Au final et toujours selon Anis Meghiribi le résultat ne s’est pas fait attendre « puisqu’au lendemain de la diffusion de ce reportage nous recevions appels et courriels de clients inquiets quant à leurs prochains séjours. Il me semble nécessaire de remettre les choses à leur place. La Tunisie n’est pas un nouvel Afghanistan ! Que les médias cessent de prendre pour cible notre jeune démocratie qui, comme toute démocratie, se construit au quotidien avec son lot de contradictions et de débats. N’est-ce d’ailleurs pas en confrontant ses idées que l’on se construit ? La Tunisie reste un pays d’accueil touristique, un pays qui se fait un devoir de tout mettre en œuvre pour le bien-être de ses hôtes. Depuis 2 ans, la Tunisie a retrouvé sa liberté et œuvre depuis et au quotidien à sa reconstruction… «.
Mais qu’a-t-on vu au juste dans ce « Envoyé spécial » ? Un pays aux abois et presque livré aux salafites.
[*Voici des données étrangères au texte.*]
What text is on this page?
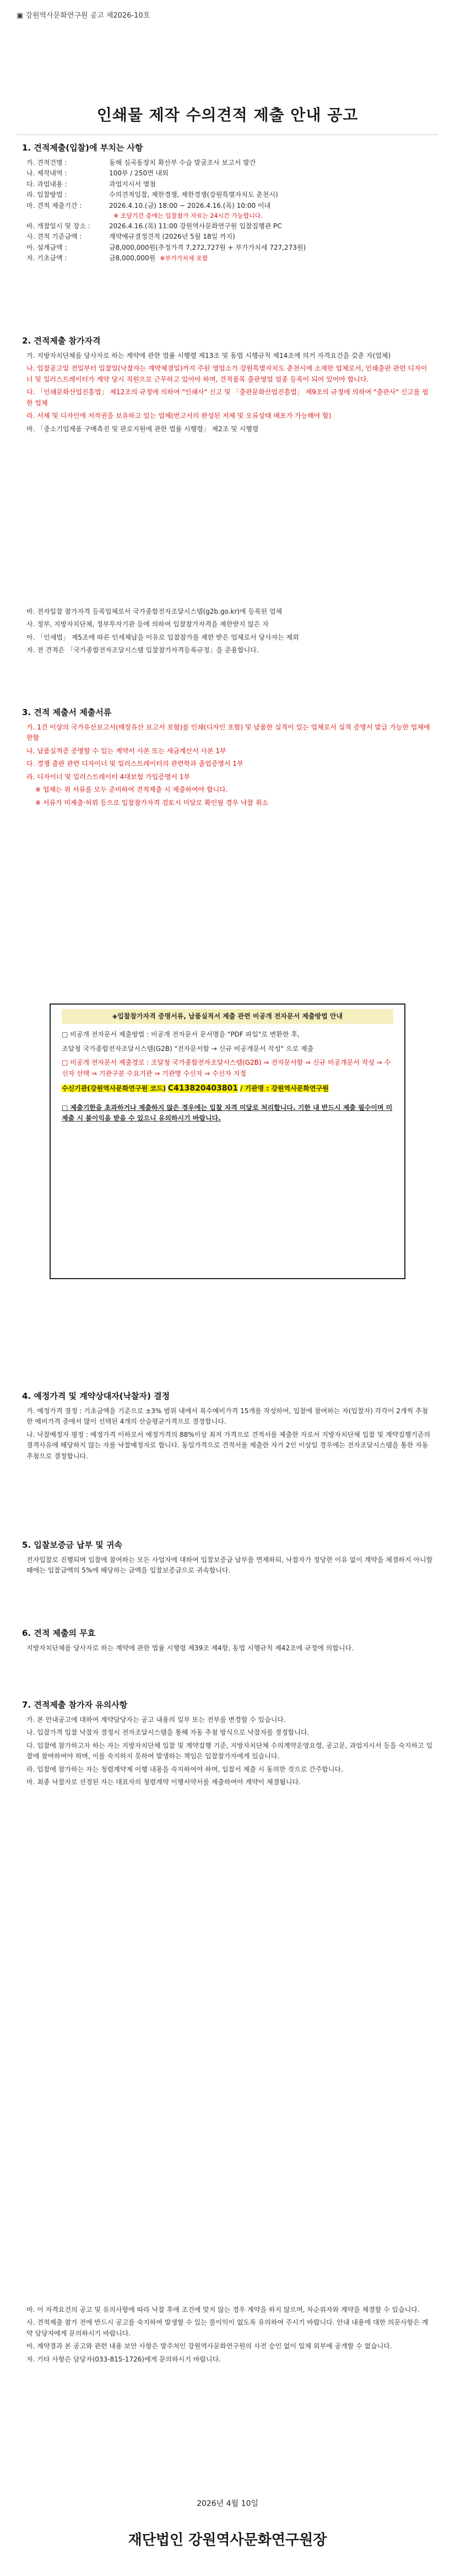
▣ 강원역사문화연구원 공고 제2026-10호
인쇄물 제작 수의견적 제출 안내 공고
1. 견적제출(입찰)에 부치는 사항
가. 견적건명 :	동해 심곡동장치 확산부 수습 발굴조사 보고서 발간
나. 제작내역 :	100부 / 250면 내외
다. 과업내용 :	과업지시서 별첨
라. 입찰방법 :	수의견적입찰, 제한경쟁, 제한경쟁(강원특별자치도 춘천시)
마. 견적 제출기간 :	2026.4.10.(금) 18:00 ~ 2026.4.16.(목) 10:00 이내
※ 조달기간 중에는 입찰참가 자료는 24시간 가능합니다.
바. 개찰일시 및 장소 :	2026.4.16.(목) 11:00 강원역사문화연구원 입찰집행관 PC
사. 견적 기준금액 :	계약예규결정견적 (2026년 5월 18일 까지)
아. 설계금액 :	금8,000,000원(추정가격 7,272,727원 + 부가가치세 727,273원)
자. 기초금액 :	금8,000,000원 ※부가가치세 포함
2. 견적제출 참가자격

가. 지방자치단체를 당사자로 하는 계약에 관한 법률 시행령 제13조 및 동법 시행규칙 제14조에 의거 자격요건을 갖춘 자(업체)

나. 입찰공고일 전일부터 입찰일(낙찰자는 계약체결일)까지 주된 영업소가 강원특별자치도 춘천시에 소재한 업체로서, 인쇄출판 관련 디자이너 및 일러스트레이터가 계약 당시 직원으로 근무하고 있어야 하며, 견적품목 출판영업 업종 등록이 되어 있어야 합니다.

다. 「인쇄문화산업진흥법」 제12조의 규정에 의하여 "인쇄사" 신고 및 「출판문화산업진흥법」 제9조의 규정에 의하여 "출판사" 신고를 필한 업체

라. 서체 및 디자인에 저작권을 보유하고 있는 업체(번고서의 완성된 저체 및 오류상태 배포가 가능해야 함)

마. 「중소기업제품 구매촉진 및 판로지원에 관한 법률 시행령」 제2조 및 시행령

바. 전자입찰 참가자격 등록업체로서 국가종합전자조달시스템(g2b.go.kr)에 등록된 업체

사. 정부, 지방자치단체, 정부투자기관 등에 의하여 입찰참가자격을 제한받지 않은 자

아. 「인세법」 제5조에 따른 인세체납을 이유로 입찰참가를 제한 받은 업체로서 당사자는 제외

자. 전 견적은 「국가종합전자조달시스템 입찰참가자격등록규정」을 준용합니다.

3. 견적 제출서 제출서류

가. 1건 이상의 국가유산보고서(매장유산 보고서 포함)를 인쇄(디자인 포함) 및 납품한 실적이 있는 업체로서 실적 증명서 발급 가능한 업체에 한함

나. 납품실적증 증명할 수 있는 계약서 사본 또는 세금계산서 사본 1부

다. 경쟁 출판 관련 디자이너 및 일러스트레이터의 관련학과 졸업증명서 1부

라. 디자이너 및 일러스트레이터 4대보험 가입증명서 1부

※ 업체는 위 서류를 모두 준비하여 견적제출 시 제출하여야 합니다.

※ 서류가 미제출·허위 등으로 입찰참가자격 검토시 미달로 확인될 경우 낙찰 취소

◈입찰참가자격 증명서류, 납품실적서 제출 관련 비공개 전자문서 제출방법 안내

□ 비공개 전자문서 제출방법 : 비공개 전자문서 문서명을 "PDF 파일"로 변환한 후,

조달청 국가종합전자조달시스템(G2B) "전자문서함 → 신규 비공개문서 작성" 으로 제출

□ 비공개 전자문서 제출경로 : 조달청 국가종합전자조달시스템(G2B) ⇒ 전자문서함 ⇒ 신규 비공개문서 작성 ⇒ 수신자 선택 ⇒ 기관구분 수요기관 ⇒ 기관명 수신자 ⇒ 수신자 지정

수신기관(강원역사문화연구원 코드) C413820403801 / 기관명 : 강원역사문화연구원

□ 제출기한을 초과하거나 제출하지 않은 경우에는 입찰 자격 미달로 처리합니다. 기한 내 반드시 제출 필수이며 미제출 시 불이익을 받을 수 있으니 유의하시기 바랍니다.

4. 예정가격 및 계약상대자(낙찰자) 결정

가. 예정가격 결정 : 기초금액을 기준으로 ±3% 범위 내에서 복수예비가격 15개를 작성하여, 입찰에 참여하는 자(입찰자) 각각이 2개씩 추첨한 예비가격 중에서 많이 선택된 4개의 산술평균가격으로 결정합니다.

나. 낙찰예정자 평정 : 예정가격 이하로서 예정가격의 88%이상 최저 가격으로 견적서를 제출한 자로서 지방자치단체 입찰 및 계약집행기준의 결격사유에 해당하지 않는 자를 낙찰예정자로 합니다. 동일가격으로 견적서를 제출한 자가 2인 이상일 경우에는 전자조달시스템을 통한 자동 추첨으로 결정합니다.

5. 입찰보증금 납부 및 귀속

전자입찰로 진행되며 입찰에 참여하는 모든 사업자에 대하여 입찰보증금 납부를 면제하되, 낙찰자가 정당한 이유 없이 계약을 체결하지 아니할 때에는 입찰금액의 5%에 해당하는 금액을 입찰보증금으로 귀속합니다.

6. 견적 제출의 무효

지방자치단체를 당사자로 하는 계약에 관한 법률 시행령 제39조 제4항, 동법 시행규칙 제42조에 규정에 의합니다.

7. 견적제출 참가자 유의사항

가. 본 안내공고에 대하여 계약담당자는 공고 내용의 일부 또는 전부를 변경할 수 있습니다.

나. 입찰가격 입찰 낙찰자 결정시 전자조달시스템을 통해 자동 추첨 방식으로 낙찰자를 결정합니다.

다. 입찰에 참가하고자 하는 자는 지방자치단체 입찰 및 계약집행 기준, 지방자치단체 수의계약운영요령, 공고문, 과업지시서 등을 숙지하고 입찰에 참여하여야 하며, 이를 숙지하지 못하여 발생하는 책임은 입찰참가자에게 있습니다.

라. 입찰에 참가하는 자는 청렴계약제 이행 내용을 숙지하여야 하며, 입찰서 제출 시 동의한 것으로 간주합니다.

마. 최종 낙찰자로 선정된 자는 대표자의 청렴계약 이행서약서를 제출하여야 계약이 체결됩니다.

바. 이 자격요건의 공고 및 유의사항에 따라 낙찰 후에 조건에 맞지 않는 경우 계약을 하지 않으며, 차순위자와 계약을 체결할 수 있습니다.

사. 견적제출 참가 전에 반드시 공고를 숙지하여 발생할 수 있는 불이익이 없도록 유의하여 주시기 바랍니다. 안내 내용에 대한 의문사항은 계약 담당자에게 문의하시기 바랍니다.

아. 계약결과 본 공고와 관련 내용 보안 사항은 발주처인 강원역사문화연구원의 사전 승인 없이 일체 외부에 공개할 수 없습니다.

자. 기타 사항은 담당자(033-815-1726)에게 문의하시기 바랍니다.

2026년 4월 10일
재단법인 강원역사문화연구원장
Que se passe t-il vraiment sur le terrain ? Un pays qui résiste, vit, se découvre, se construit et se bat.
Sans vouloir revenir en détails sur le contenu de cette enquête et au delà du fait que les images mentent, elles sont très fragiles et dépendent de leur contextes, que la haine de l’autre en le diabolisant est un moyen de mobiliser en temps de guerre ou de paix et qu’une histoire est toujours une narration, pourquoi montrer telle situation à un endroit donné et pas telle autre ? Même si l’objectivité n’existe pas, « seule la pluralité de points de vue permet d’avoir des éléments d’appréciation d’une situation. Le danger réside alors moins dans la propagande ou dans les vecteurs d’opinion –dont on peut décrypter facilement le choix des faits et leur interprétation–, mais dans des vecteurs qui se veulent d’information et qui véhiculent plus ou moins subrepticement des opinions ».
Faut-il alors s’en prendre uniquement aux autres ? A tous ceux qui posent précisément ce regard? Certainement pas!
Qu’avons-nous fait pour répondre, réagir, rectifier, corriger, atténuer, construire l’image d’un pays qui vit et dont le cœur palpite ? Que fait-on aujourd’hui pour l’image du pays et sa reconstruction? Quelle communication applique-t-on ? Que font l’administration du tourisme, les politiques et les professionnels qui regardent se fracasser et se faire fracasser leur destination?
Il aurait suffi d’un peu d’audace. Il aurait suffi de remplacer la haine par la fête, Il aurait fallu, par exemple, organiser des méga fête sur l’avenue Habib Bourguiba, à Hammamet, à Sousse…Il aurait fallu insuffler la vie et soutenir les initiatives qui prônent la prônent avec joie et espoir…Remplir le vide et reconstruire.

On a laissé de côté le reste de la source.